Sorrow and Bliss(51)



Later, at the door, she asked if I thought she was going to be able to do it, the house, the village. ‘You like it don’t you?’ Her son was on her hip, trying to make her look at a plastic car he was holding by putting it in front of her face. She kept moving his hand away. ‘As in, you’ve made it work. It was the right thing to do, because you’ve been good, and you and Patrick are good.’ Her voice went up at the end; they were all questions. She needed me to say yes.

On her son’s next attempt, Ingrid took the car off him. He started crying and tried, with his tiny hand, to hit her in the face. She caught his wrist and held it. Her son started writhing and kicking his legs, holding the back of her hair with his free hand. Ingrid continued, undeterred. ‘So definitely, Oxford is better. Different-better but fundamentally – you like it.’

I said yes. ‘You’ll be fine. It was a good idea.’

‘And you’re fine?’

I said totally.

‘So no bathroom floor topics.’ It was another question. Or an instruction, a caution, or my sister’s hope.

I said no so that I could leave and Ingrid could convey her son, still flailing, to the bad-choices chair.

*

Was it different-better. Fundamentally. In the car on the way home, I thought about our life in Oxford, with its walks and weekends, its dinners and author talks, minibreaks and exhibitions, Patrick’s important work and my very small work. I liked it no more or less than our life in London. It had been nearly two years. In the only way that mattered Oxford wasn’t different or better. There were still bathroom floor topics – Ingrid meant, the times I was so scared or leaden or in another way consumed by depression that I couldn’t move from whichever corner it had driven me into, until Patrick came, and put his hand out and pulled me up. Then, as always, in a day, a week, however long, I could go into the bathroom and think nothing about the corner where I’d previously trembled, cried, bit my lip, begged, except the whole floor could do with a mop.

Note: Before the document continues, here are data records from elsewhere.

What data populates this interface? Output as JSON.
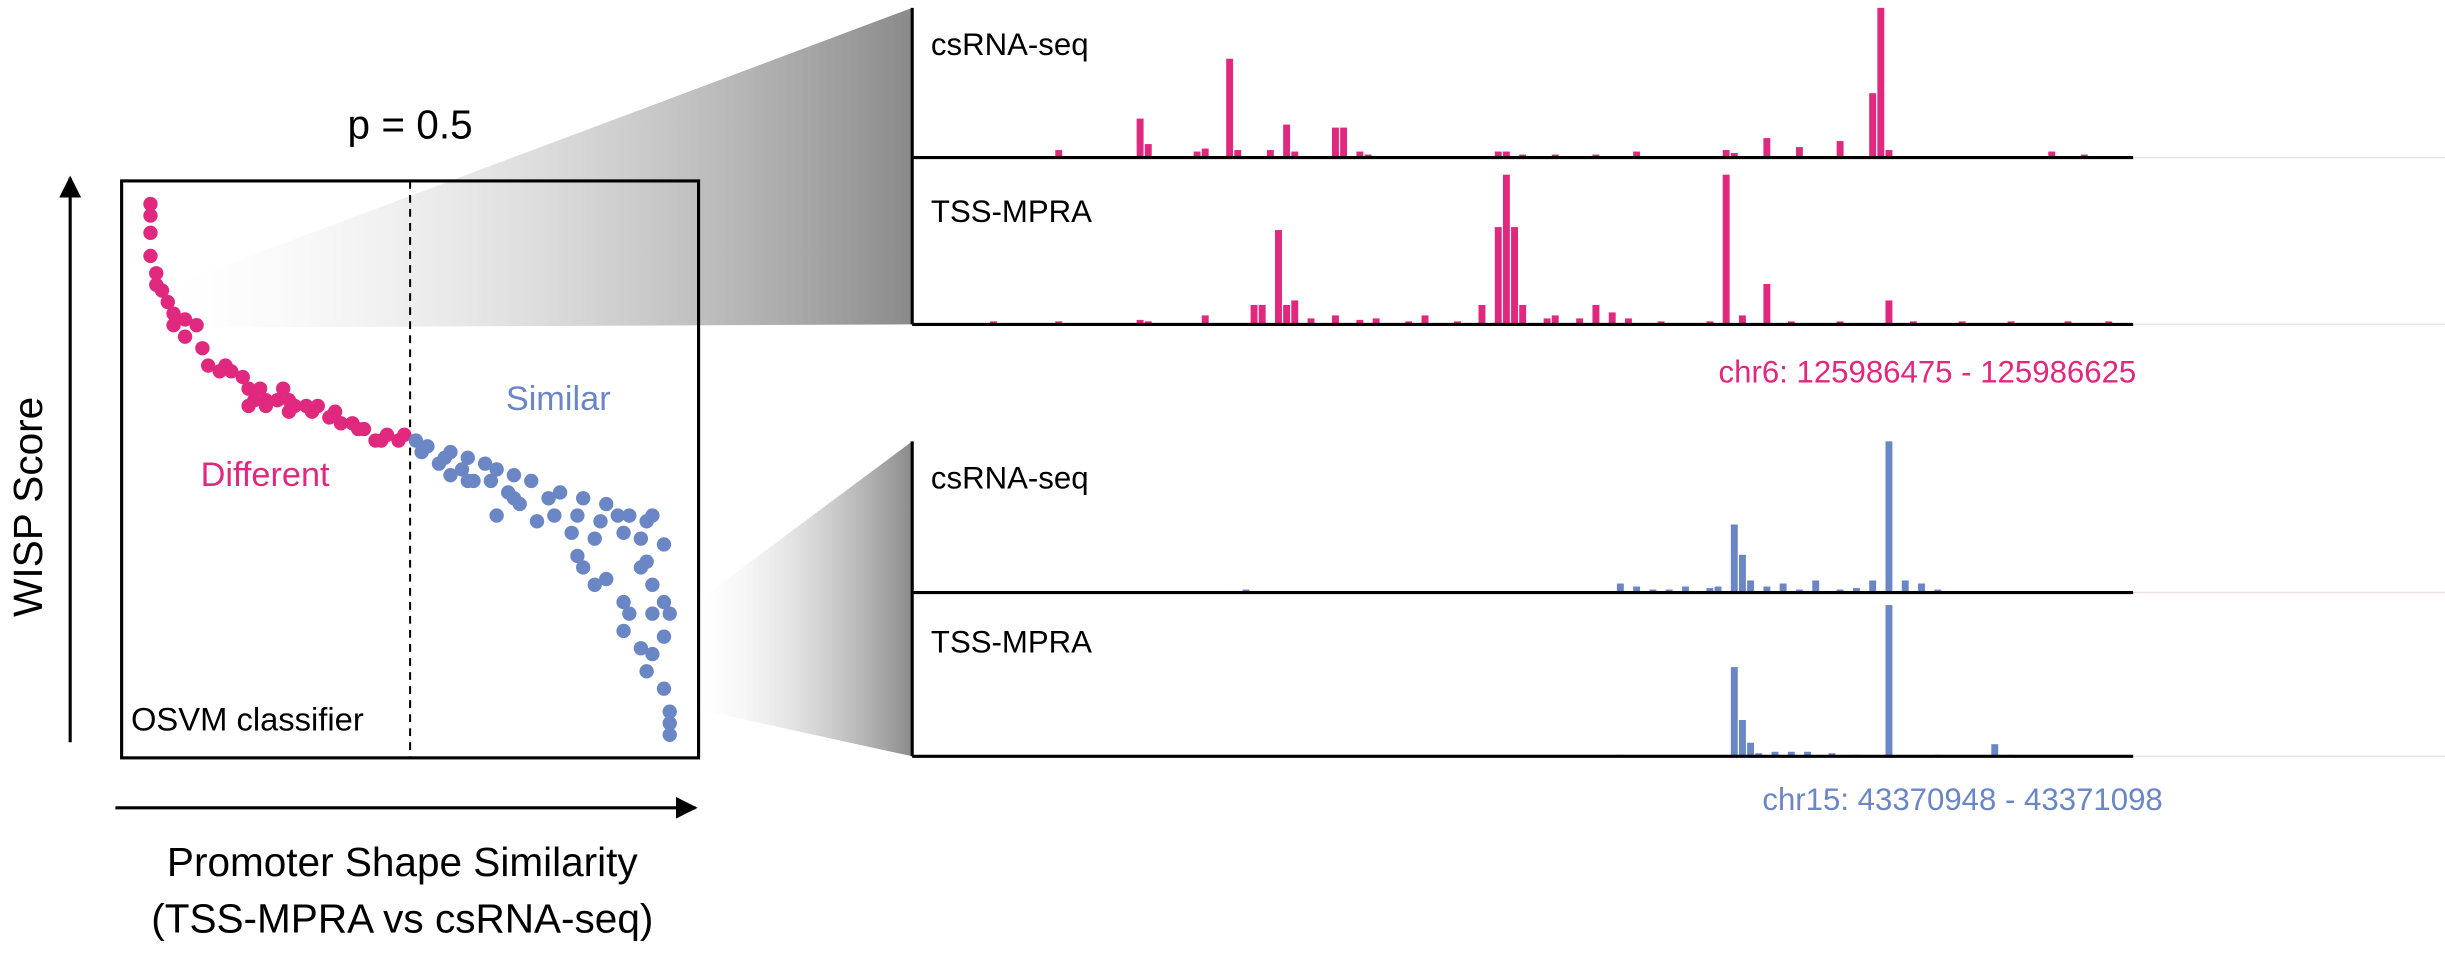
{
  "chart_data": [
    {
      "type": "scatter",
      "title": "p = 0.5",
      "threshold": 0.5,
      "xlabel": [
        "Promoter Shape Similarity",
        "(TSS-MPRA vs csRNA-seq)"
      ],
      "ylabel": "WISP Score",
      "classifier_label": "OSVM classifier",
      "xlim": [
        0,
        1
      ],
      "ylim": [
        0,
        1
      ],
      "series": [
        {
          "name": "Different",
          "color": "#e0287f",
          "x": [
            0.05,
            0.05,
            0.05,
            0.05,
            0.06,
            0.06,
            0.07,
            0.08,
            0.09,
            0.09,
            0.11,
            0.13,
            0.14,
            0.15,
            0.17,
            0.18,
            0.19,
            0.21,
            0.22,
            0.23,
            0.24,
            0.25,
            0.27,
            0.28,
            0.29,
            0.3,
            0.32,
            0.33,
            0.34,
            0.36,
            0.37,
            0.38,
            0.4,
            0.41,
            0.42,
            0.44,
            0.45,
            0.46,
            0.48,
            0.49,
            0.22,
            0.25,
            0.11,
            0.29
          ],
          "values": [
            0.96,
            0.94,
            0.91,
            0.87,
            0.84,
            0.82,
            0.81,
            0.79,
            0.77,
            0.75,
            0.76,
            0.75,
            0.71,
            0.68,
            0.67,
            0.68,
            0.67,
            0.66,
            0.64,
            0.62,
            0.64,
            0.62,
            0.62,
            0.64,
            0.62,
            0.61,
            0.61,
            0.6,
            0.61,
            0.59,
            0.6,
            0.58,
            0.58,
            0.57,
            0.57,
            0.55,
            0.55,
            0.56,
            0.55,
            0.56,
            0.61,
            0.61,
            0.73,
            0.6
          ]
        },
        {
          "name": "Similar",
          "color": "#6b86c4",
          "x": [
            0.51,
            0.52,
            0.53,
            0.55,
            0.56,
            0.57,
            0.59,
            0.6,
            0.61,
            0.63,
            0.64,
            0.65,
            0.67,
            0.68,
            0.65,
            0.69,
            0.71,
            0.72,
            0.74,
            0.75,
            0.76,
            0.78,
            0.79,
            0.8,
            0.82,
            0.83,
            0.84,
            0.86,
            0.87,
            0.88,
            0.9,
            0.91,
            0.92,
            0.94,
            0.79,
            0.8,
            0.82,
            0.84,
            0.87,
            0.88,
            0.9,
            0.91,
            0.92,
            0.94,
            0.95,
            0.92,
            0.87,
            0.9,
            0.92,
            0.94,
            0.95,
            0.95,
            0.95,
            0.91,
            0.94,
            0.6,
            0.57,
            0.68
          ],
          "values": [
            0.55,
            0.53,
            0.54,
            0.51,
            0.52,
            0.49,
            0.5,
            0.52,
            0.48,
            0.51,
            0.48,
            0.5,
            0.46,
            0.49,
            0.42,
            0.44,
            0.48,
            0.41,
            0.45,
            0.42,
            0.46,
            0.39,
            0.42,
            0.45,
            0.38,
            0.41,
            0.44,
            0.42,
            0.39,
            0.42,
            0.38,
            0.41,
            0.42,
            0.37,
            0.35,
            0.33,
            0.3,
            0.31,
            0.27,
            0.25,
            0.33,
            0.34,
            0.3,
            0.27,
            0.25,
            0.25,
            0.22,
            0.19,
            0.18,
            0.12,
            0.08,
            0.06,
            0.04,
            0.15,
            0.21,
            0.48,
            0.53,
            0.45
          ]
        }
      ]
    },
    {
      "type": "bar",
      "title": "chr6: 125986475 - 125986625",
      "color": "#e0287f",
      "xlim": [
        0,
        150
      ],
      "ylim": [
        0,
        1
      ],
      "series": [
        {
          "name": "csRNA-seq",
          "x": [
            18,
            28,
            29,
            35,
            36,
            39,
            40,
            44,
            46,
            47,
            52,
            53,
            55,
            56,
            72,
            73,
            75,
            79,
            84,
            89,
            100,
            101,
            105,
            109,
            114,
            118,
            119,
            120,
            140,
            144
          ],
          "values": [
            0.05,
            0.26,
            0.09,
            0.04,
            0.06,
            0.66,
            0.05,
            0.05,
            0.22,
            0.04,
            0.2,
            0.2,
            0.04,
            0.02,
            0.04,
            0.04,
            0.02,
            0.02,
            0.02,
            0.04,
            0.05,
            0.03,
            0.13,
            0.07,
            0.11,
            0.43,
            1.0,
            0.05,
            0.04,
            0.02
          ]
        },
        {
          "name": "TSS-MPRA",
          "x": [
            10,
            18,
            28,
            29,
            36,
            42,
            43,
            45,
            46,
            47,
            49,
            52,
            55,
            57,
            61,
            63,
            67,
            70,
            72,
            73,
            74,
            75,
            78,
            79,
            82,
            84,
            86,
            88,
            92,
            98,
            100,
            102,
            105,
            108,
            114,
            120,
            123,
            129,
            135,
            142,
            147
          ],
          "values": [
            0.02,
            0.02,
            0.03,
            0.02,
            0.06,
            0.13,
            0.13,
            0.63,
            0.13,
            0.16,
            0.04,
            0.06,
            0.03,
            0.04,
            0.02,
            0.06,
            0.02,
            0.13,
            0.65,
            1.0,
            0.65,
            0.13,
            0.04,
            0.06,
            0.04,
            0.13,
            0.08,
            0.04,
            0.02,
            0.02,
            1.0,
            0.06,
            0.27,
            0.02,
            0.02,
            0.16,
            0.02,
            0.02,
            0.02,
            0.02,
            0.02
          ]
        }
      ]
    },
    {
      "type": "bar",
      "title": "chr15: 43370948 - 43371098",
      "color": "#6b86c4",
      "xlim": [
        0,
        150
      ],
      "ylim": [
        0,
        1
      ],
      "series": [
        {
          "name": "csRNA-seq",
          "x": [
            41,
            87,
            89,
            91,
            93,
            95,
            98,
            99,
            101,
            102,
            103,
            105,
            107,
            109,
            111,
            114,
            116,
            118,
            120,
            122,
            124,
            126
          ],
          "values": [
            0.02,
            0.06,
            0.04,
            0.02,
            0.02,
            0.04,
            0.03,
            0.04,
            0.45,
            0.25,
            0.08,
            0.04,
            0.06,
            0.02,
            0.08,
            0.02,
            0.03,
            0.08,
            1.0,
            0.08,
            0.06,
            0.02
          ]
        },
        {
          "name": "TSS-MPRA",
          "x": [
            87,
            101,
            102,
            103,
            104,
            106,
            108,
            110,
            113,
            116,
            120,
            126,
            133,
            135
          ],
          "values": [
            0.01,
            0.59,
            0.24,
            0.09,
            0.02,
            0.03,
            0.03,
            0.03,
            0.02,
            0.01,
            1.0,
            0.01,
            0.08,
            0.01
          ]
        }
      ]
    }
  ]
}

There was a prescription sticking out of a compartment under the radio. I’d put it there before so I would see it and remember to stop and have it filled on the way home. At a set of lights, I took it out. For some reason, the pharmaceutical company had opted to make their most potent antidepressant a chewable – designed to disintegrate on first contact with the tongues of suffering adults, coating it with a long-lasting taste of pineapple, then collecting as sand-like granules in the pockets of the mouth, ulcerating the gums, before reforming into a clag that burned on the way down. I had been taking it for so long. I was taking it before Patrick and I got married. I was taking it when I started throwing things and when I went to hospital. I was on it now. I wasn’t different or better.

That night, I told Patrick I was going to stop taking it because it didn’t do anything. I said, ‘I don’t see the point. I’m exactly the same.’ I was watching him make dinner.

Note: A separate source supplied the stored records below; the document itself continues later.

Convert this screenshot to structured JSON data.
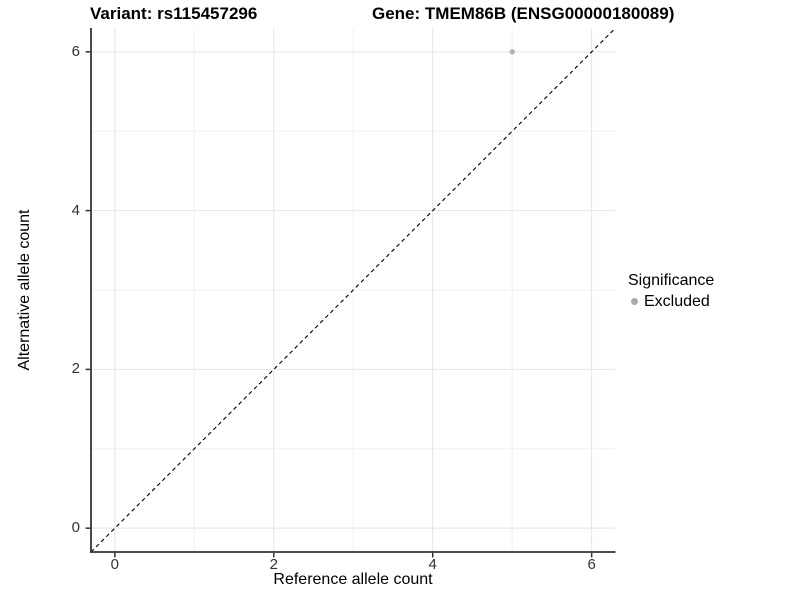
{
  "header": {
    "title_left": "Variant: rs115457296",
    "title_right": "Gene: TMEM86B (ENSG00000180089)"
  },
  "chart_data": {
    "type": "scatter",
    "xlabel": "Reference allele count",
    "ylabel": "Alternative allele count",
    "xlim": [
      -0.3,
      6.3
    ],
    "ylim": [
      -0.3,
      6.3
    ],
    "x_ticks": [
      0,
      2,
      4,
      6
    ],
    "y_ticks": [
      0,
      2,
      4,
      6
    ],
    "x_minor_ticks": [
      1,
      3,
      5
    ],
    "y_minor_ticks": [
      1,
      3,
      5
    ],
    "grid": "major+minor",
    "series": [
      {
        "name": "Excluded",
        "color": "#b3b3b3",
        "points": [
          {
            "x": 5,
            "y": 6
          }
        ]
      }
    ],
    "reference_line": {
      "type": "identity",
      "slope": 1,
      "intercept": 0,
      "style": "dashed",
      "color": "#000000"
    },
    "legend": {
      "title": "Significance",
      "position": "right",
      "items": [
        {
          "label": "Excluded",
          "marker_color": "#aaaaaa"
        }
      ]
    },
    "colors": {
      "grid_major": "#e4e4e4",
      "grid_minor": "#f1f1f1",
      "axis_line": "#333333",
      "tick_mark": "#333333",
      "tick_text": "#333333",
      "background": "#ffffff"
    }
  }
}
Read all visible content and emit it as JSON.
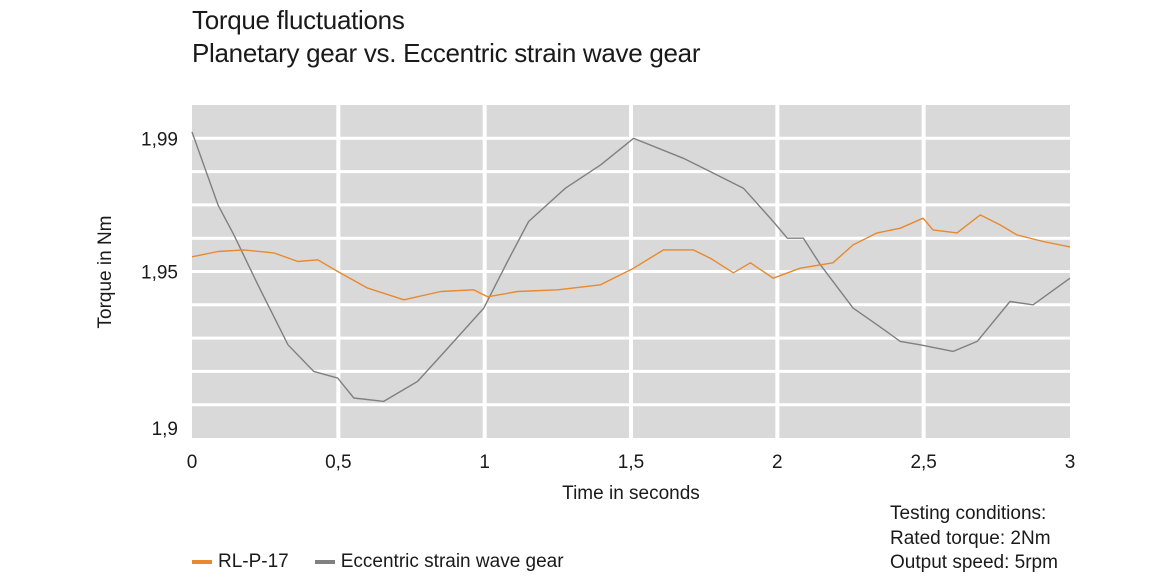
{
  "chart_data": {
    "type": "line",
    "title": "Torque fluctuations",
    "subtitle": "Planetary gear vs. Eccentric strain wave gear",
    "xlabel": "Time in seconds",
    "ylabel": "Torque in Nm",
    "xlim": [
      0,
      3
    ],
    "ylim": [
      1.9,
      2.0
    ],
    "x_ticks": [
      0,
      0.5,
      1,
      1.5,
      2,
      2.5,
      3
    ],
    "x_tick_labels": [
      "0",
      "0,5",
      "1",
      "1,5",
      "2",
      "2,5",
      "3"
    ],
    "y_ticks": [
      1.9,
      1.95,
      1.99
    ],
    "y_tick_labels": [
      "1,9",
      "1,95",
      "1,99"
    ],
    "y_grid_step": 0.01,
    "grid": true,
    "background": "#d9d9d9",
    "legend_position": "bottom-left",
    "series": [
      {
        "name": "RL-P-17",
        "color": "#e8892e",
        "x": [
          0,
          0.089,
          0.177,
          0.28,
          0.362,
          0.43,
          0.498,
          0.6,
          0.724,
          0.85,
          0.962,
          1.01,
          1.113,
          1.25,
          1.396,
          1.509,
          1.611,
          1.713,
          1.771,
          1.85,
          1.908,
          1.986,
          2.078,
          2.19,
          2.259,
          2.341,
          2.42,
          2.498,
          2.532,
          2.614,
          2.693,
          2.761,
          2.819,
          2.908,
          3.0
        ],
        "y": [
          1.9544,
          1.956,
          1.9565,
          1.9556,
          1.953,
          1.9535,
          1.95,
          1.945,
          1.9415,
          1.944,
          1.9445,
          1.9424,
          1.944,
          1.9445,
          1.946,
          1.951,
          1.9565,
          1.9565,
          1.954,
          1.9496,
          1.9526,
          1.948,
          1.951,
          1.9526,
          1.958,
          1.9616,
          1.963,
          1.966,
          1.9625,
          1.9616,
          1.967,
          1.964,
          1.961,
          1.959,
          1.9574
        ]
      },
      {
        "name": "Eccentric strain wave gear",
        "color": "#808080",
        "x": [
          0,
          0.089,
          0.143,
          0.225,
          0.328,
          0.416,
          0.498,
          0.553,
          0.655,
          0.771,
          0.874,
          0.997,
          1.078,
          1.15,
          1.276,
          1.396,
          1.509,
          1.679,
          1.771,
          1.884,
          1.986,
          2.034,
          2.089,
          2.147,
          2.259,
          2.341,
          2.42,
          2.488,
          2.601,
          2.683,
          2.795,
          2.874,
          3.0
        ],
        "y": [
          1.9919,
          1.97,
          1.961,
          1.946,
          1.928,
          1.92,
          1.918,
          1.912,
          1.911,
          1.917,
          1.927,
          1.939,
          1.953,
          1.965,
          1.975,
          1.982,
          1.99,
          1.984,
          1.98,
          1.975,
          1.965,
          1.96,
          1.96,
          1.952,
          1.939,
          1.934,
          1.929,
          1.928,
          1.926,
          1.929,
          1.941,
          1.94,
          1.948
        ]
      }
    ]
  },
  "testing_conditions": {
    "heading": "Testing conditions:",
    "rated_torque": "Rated torque: 2Nm",
    "output_speed": "Output speed: 5rpm"
  }
}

He said, ‘Do you want me to make you a doctor’s appointment so she can tell you how to come off it?’

‘No. You just come off it by not taking it.’

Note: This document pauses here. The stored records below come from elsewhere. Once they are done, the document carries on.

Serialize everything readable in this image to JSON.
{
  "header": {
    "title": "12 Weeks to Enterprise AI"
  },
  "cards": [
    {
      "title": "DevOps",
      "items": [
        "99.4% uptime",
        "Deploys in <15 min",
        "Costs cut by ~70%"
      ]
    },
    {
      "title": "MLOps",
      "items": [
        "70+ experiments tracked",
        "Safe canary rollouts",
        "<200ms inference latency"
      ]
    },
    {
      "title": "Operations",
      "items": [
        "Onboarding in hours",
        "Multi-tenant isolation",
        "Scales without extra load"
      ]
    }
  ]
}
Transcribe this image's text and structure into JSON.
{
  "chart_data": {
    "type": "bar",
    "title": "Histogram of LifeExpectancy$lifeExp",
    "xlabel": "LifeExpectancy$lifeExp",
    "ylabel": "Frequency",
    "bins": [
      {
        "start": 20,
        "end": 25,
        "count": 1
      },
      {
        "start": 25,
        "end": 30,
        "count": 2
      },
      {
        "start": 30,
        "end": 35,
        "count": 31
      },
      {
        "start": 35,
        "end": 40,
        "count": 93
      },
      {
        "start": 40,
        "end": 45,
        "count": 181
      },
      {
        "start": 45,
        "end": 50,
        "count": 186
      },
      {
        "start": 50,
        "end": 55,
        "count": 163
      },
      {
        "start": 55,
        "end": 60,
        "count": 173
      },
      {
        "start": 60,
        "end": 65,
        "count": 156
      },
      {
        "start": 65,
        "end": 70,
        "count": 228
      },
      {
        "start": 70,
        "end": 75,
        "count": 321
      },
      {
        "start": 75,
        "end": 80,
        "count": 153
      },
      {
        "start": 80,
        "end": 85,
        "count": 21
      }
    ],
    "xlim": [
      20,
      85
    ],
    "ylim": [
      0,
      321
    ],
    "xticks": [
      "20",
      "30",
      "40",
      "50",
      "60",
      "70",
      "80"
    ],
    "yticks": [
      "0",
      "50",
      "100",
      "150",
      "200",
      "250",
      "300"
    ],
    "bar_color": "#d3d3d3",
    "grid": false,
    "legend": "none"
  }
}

Patrick stopped his knife halfway through an onion and put it down next to the board.

I said it’s fine. ‘I’ve done it millions of times. And I don’t want to see any more doctors either. I just want to be. I’m so tired Patrick. I was seventeen.’ I pressed my eyes so I wouldn’t cry. ‘I’m thirty-four.’

He said he got it, it had been quite a while, and came over, letting me stand in his arms for a long time. My face into his shoulder, I said, ‘I don’t even want to take the pill any more either. I can’t swallow another tablet.’ I don’t know why I said please.

Patrick put his hand on the back of my head. He said of course, it was totally fine. He’d rather I came off antidepressants under supervision but he could see how I’d just want to be off everything really, if I didn’t think it helped. He said, who knows. ‘Maybe this is just you.’

*

I asked Ingrid what to use instead of the pill. She said the implant thing. If I touched the inside of my arm, I could feel it under my skin.

*

The year that followed was indistinct from any before it. Near the end of it Ingrid called and said, ‘Literally, why do I always do pregnancy tests in Starbucks toilets?’ And this time, she told me, it was a Swindon Starbucks which made it even worse.

‘Are you pregnant?’

‘Of course I am.’

‘Don’t you have the implant thing?’

‘I didn’t get around to it.’ Her bursting into tears made a noise like static in my ear and then I heard her say, ‘Three under fucking five, Martha.’





26

HAMISH’S FAMILY HAS a house in Wales. Once she had three under fucking five, Ingrid started making me go there with her whenever Hamish went away for work, even though it depressed us both. There was nothing to do at the house. The nearest town has a Morrisons, a leisure centre and a slag heap.

The baby was a month old the first time we went. Because all three were asleep in the back as we drove into the town, we were not allowed to stop. Ingrid said we would be circumnavigating the slag heap until this lovely micro-holiday was over. ‘Don’t you think –’ she put an indicator on ‘– you can’t make a joke about a slag heap that’s funnier than just saying slag heap?’